Since lenders are also interested in your personal finances, you may need to include some personal documents as well. This might include items like past tax returns, bank statements or a list of all your personal debts.
Equipment financing pros and cons
Here's a brief summary of the different factors you'll need to consider if you're thinking about financing equipment for your business:
Pros of equipment financing
- Can help you build business credit
- Can be an affordable option, especially if you opt for a secured loan
- Can allow you to get the equipment you need for your business in order to grow
Cons of equipment financing
- More expensive than saving up to buy the equipment outright
- Payments can be a hindrance on your business cash flow until the loan is paid off
- Can seriously damage your credit or even put you out of business if you can't make the payments
Where to get equipment loans
There are several options available in the marketplace for obtaining equipment financing — ranging from traditional nationwide bank lenders to smaller specialized online lenders.
Traditional bank lenders may have stricter underwriting requirements, but also better rates and terms. They may be more suitable to established businesses with strong cash flow and assets.

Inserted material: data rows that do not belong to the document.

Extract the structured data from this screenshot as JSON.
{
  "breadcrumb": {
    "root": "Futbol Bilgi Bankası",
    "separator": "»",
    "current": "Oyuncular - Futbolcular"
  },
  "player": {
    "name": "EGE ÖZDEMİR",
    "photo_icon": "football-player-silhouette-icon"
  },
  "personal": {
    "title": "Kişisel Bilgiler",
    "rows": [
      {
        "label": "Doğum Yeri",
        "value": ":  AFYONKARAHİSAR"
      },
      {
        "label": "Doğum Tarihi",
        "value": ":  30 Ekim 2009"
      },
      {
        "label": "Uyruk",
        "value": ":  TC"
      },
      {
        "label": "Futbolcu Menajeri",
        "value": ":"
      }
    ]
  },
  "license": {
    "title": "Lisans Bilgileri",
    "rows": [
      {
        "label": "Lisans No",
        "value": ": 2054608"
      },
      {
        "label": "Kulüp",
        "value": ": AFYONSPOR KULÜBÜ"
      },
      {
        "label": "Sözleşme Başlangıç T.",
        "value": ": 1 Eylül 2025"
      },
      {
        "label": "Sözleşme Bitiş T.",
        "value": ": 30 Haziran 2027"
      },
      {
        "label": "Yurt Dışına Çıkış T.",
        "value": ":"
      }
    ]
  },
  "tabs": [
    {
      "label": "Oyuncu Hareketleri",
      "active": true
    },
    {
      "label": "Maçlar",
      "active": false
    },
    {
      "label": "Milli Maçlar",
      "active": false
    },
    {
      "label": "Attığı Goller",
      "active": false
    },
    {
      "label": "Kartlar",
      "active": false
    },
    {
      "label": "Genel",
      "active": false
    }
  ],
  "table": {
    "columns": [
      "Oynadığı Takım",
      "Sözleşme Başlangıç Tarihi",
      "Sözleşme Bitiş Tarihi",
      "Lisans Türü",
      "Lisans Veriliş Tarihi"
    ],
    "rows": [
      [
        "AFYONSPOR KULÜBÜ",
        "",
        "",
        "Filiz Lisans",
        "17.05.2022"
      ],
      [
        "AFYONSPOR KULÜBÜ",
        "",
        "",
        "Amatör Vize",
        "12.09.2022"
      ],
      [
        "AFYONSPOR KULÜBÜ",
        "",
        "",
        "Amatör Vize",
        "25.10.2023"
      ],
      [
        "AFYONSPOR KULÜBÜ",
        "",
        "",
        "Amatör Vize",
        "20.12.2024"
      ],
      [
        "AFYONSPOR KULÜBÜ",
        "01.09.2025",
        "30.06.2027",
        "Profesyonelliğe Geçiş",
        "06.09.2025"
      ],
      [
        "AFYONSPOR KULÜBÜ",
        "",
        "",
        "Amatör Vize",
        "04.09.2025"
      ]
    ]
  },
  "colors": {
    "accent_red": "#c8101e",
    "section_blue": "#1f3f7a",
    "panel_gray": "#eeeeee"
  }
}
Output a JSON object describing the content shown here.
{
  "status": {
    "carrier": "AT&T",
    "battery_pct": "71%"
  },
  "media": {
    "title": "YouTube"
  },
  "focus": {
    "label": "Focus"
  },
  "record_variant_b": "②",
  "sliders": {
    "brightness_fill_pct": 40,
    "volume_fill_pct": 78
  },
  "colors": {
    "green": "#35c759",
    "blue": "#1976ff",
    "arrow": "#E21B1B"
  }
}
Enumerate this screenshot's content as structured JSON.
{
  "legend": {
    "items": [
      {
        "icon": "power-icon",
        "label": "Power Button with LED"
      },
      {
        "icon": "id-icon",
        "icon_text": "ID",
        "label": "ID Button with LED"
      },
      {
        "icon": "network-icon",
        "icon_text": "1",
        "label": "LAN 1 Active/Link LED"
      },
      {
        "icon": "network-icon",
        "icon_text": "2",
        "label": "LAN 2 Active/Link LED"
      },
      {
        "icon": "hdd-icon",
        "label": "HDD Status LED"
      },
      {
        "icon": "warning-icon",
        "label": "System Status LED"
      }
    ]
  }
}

Specialized online lenders, on the other hand, tend to be more flexible with their underwriting requirements. However, the rates and terms may not be as good as those from a traditional bank lender.
This type of lender is more suitable to startups or businesses that don’t meet the minimum credit and asset requirements of bank lenders. However, the best option for you depends on where you're at in your business journey, and whether you prefer better rates over faster and more flexible service.
It's important to know that an equipment loan isn't your only option when it comes to raising funds for your business. If you're buying relatively affordable equipment, you could also consider a business credit card, invoice factoring, merchant cash advance or angel investing. Each have their pros and cons regarding terms, turnaround time and qualification requirements.